Given my model, I think 20% generalizability is worth a person's time. Given yours, I'd say 1% is enough.
I see what you mean with regards to the number of researchers. I do wonder a lot about the amount of waste from multiple researchers unknowingly coming up with the same research (a different problem to what you pointed out) and the uncoordinated solution to that is to work on niche problems and ideas (which coincidentally seem less likely to individually generalize).
Could you share your intuition for why the solution space in AI alignment research is large, or larger than in cancer? I don't have an intuition about the solution space in alignment v.s. a "typical" field, but I strongly think cancer research has a huge space and can't think of anything more difficult within biology. Intuition: you can think of fighting cancer as a two player game, with each individual organism being an instance and the within-organism evolutionary processes leading to cancer being the other player. In most problems in biology you can think about the genome of the organisms as defining rule set for the game, but here the genome isn't held constant.
w.r.t. to the threshold to strong generalizability, I don't have a working model of this to disagree with.
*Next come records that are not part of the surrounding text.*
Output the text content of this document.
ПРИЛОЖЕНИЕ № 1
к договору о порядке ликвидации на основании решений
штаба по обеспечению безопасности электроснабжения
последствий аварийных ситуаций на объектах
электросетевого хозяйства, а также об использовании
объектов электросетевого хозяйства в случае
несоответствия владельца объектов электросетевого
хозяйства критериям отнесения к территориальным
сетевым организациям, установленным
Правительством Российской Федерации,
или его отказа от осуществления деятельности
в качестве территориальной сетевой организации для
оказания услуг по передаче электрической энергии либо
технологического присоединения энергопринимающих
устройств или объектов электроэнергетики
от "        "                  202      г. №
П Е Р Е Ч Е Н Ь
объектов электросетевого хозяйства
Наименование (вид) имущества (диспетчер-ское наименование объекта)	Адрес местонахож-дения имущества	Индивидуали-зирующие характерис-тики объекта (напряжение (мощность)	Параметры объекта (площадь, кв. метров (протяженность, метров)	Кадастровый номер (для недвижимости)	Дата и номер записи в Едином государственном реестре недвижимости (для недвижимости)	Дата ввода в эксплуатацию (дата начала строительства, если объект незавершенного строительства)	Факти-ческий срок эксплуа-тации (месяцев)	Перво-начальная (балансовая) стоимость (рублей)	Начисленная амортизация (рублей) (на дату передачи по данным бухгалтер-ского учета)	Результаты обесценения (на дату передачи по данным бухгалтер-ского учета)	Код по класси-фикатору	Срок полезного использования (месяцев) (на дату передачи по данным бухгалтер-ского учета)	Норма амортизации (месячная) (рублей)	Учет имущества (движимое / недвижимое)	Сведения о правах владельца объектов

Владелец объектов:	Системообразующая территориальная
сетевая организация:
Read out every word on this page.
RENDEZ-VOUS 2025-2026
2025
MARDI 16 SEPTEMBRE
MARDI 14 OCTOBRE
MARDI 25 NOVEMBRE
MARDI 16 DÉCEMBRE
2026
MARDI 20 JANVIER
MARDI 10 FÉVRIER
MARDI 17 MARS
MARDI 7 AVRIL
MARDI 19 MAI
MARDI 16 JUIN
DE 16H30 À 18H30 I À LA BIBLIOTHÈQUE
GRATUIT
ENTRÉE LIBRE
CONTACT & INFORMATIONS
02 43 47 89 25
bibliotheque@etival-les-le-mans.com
Putting confidence/probability values on relatively abstract things is something I'm not used to (and I understand is encouraged here), so I'd appreciate if you could share a little more insight about how to
- Define the baseline distribution generalizability is defined on.
- Give a little intuition about why a threshold is meaningful, rather than a linear "more general is better".
I'm sorry if that's too much to ask for or ignorant of something you've laid out before. I have no intuition about #2, but for #1 I suspect that you have a model of AI alignment or an abstract field as having a single/few central problems at a time, whereas my intuition is that they are mostly composed of many problems, with "centrality" only being relevant as a storytelling device or a good way to make sense of past progress in retrospect (so that generalizability is more the chance that one work will be useful for another, rather than be useful following a solution to the central problem) . More concretely, aging may be a general factor to many diseases, but research into many of the things aging relates to is composed of solving many small problems that do not directly relate to aging, and defining solving aging as a bottleneck problem and judging generalizability with respect to it doesn't seem useful.
Besides reiterating Ryan Greenblat's objection to the assumption of a single bottleneck problem, I would also like to add that there is apriori value in having many weakly generalizable solutions even if only few will have posteriori value.
Designing only best-worst-case subproblem solutions while waiting for Alice would be like restricting strategies in game to ones agnostic to the opponent's moves, or only founding startups that solve a modal person's problem. That's not to say that generalizability isn't a good quality, but I think the claim in the article goes a little too far.
There's one common reason I sometimes undervalue weakly-generalizeable solutions (it's not in response to any claim in the article, but I hope it is relevant still): it sucks to be the individual researcher whose work turns out as irrelevant. I think that both in a utilitarian sense and as a personal way to cope with life, it's better to adopt an apriori mindset of meaning and value in one's work, but we're not naturally equipped with it.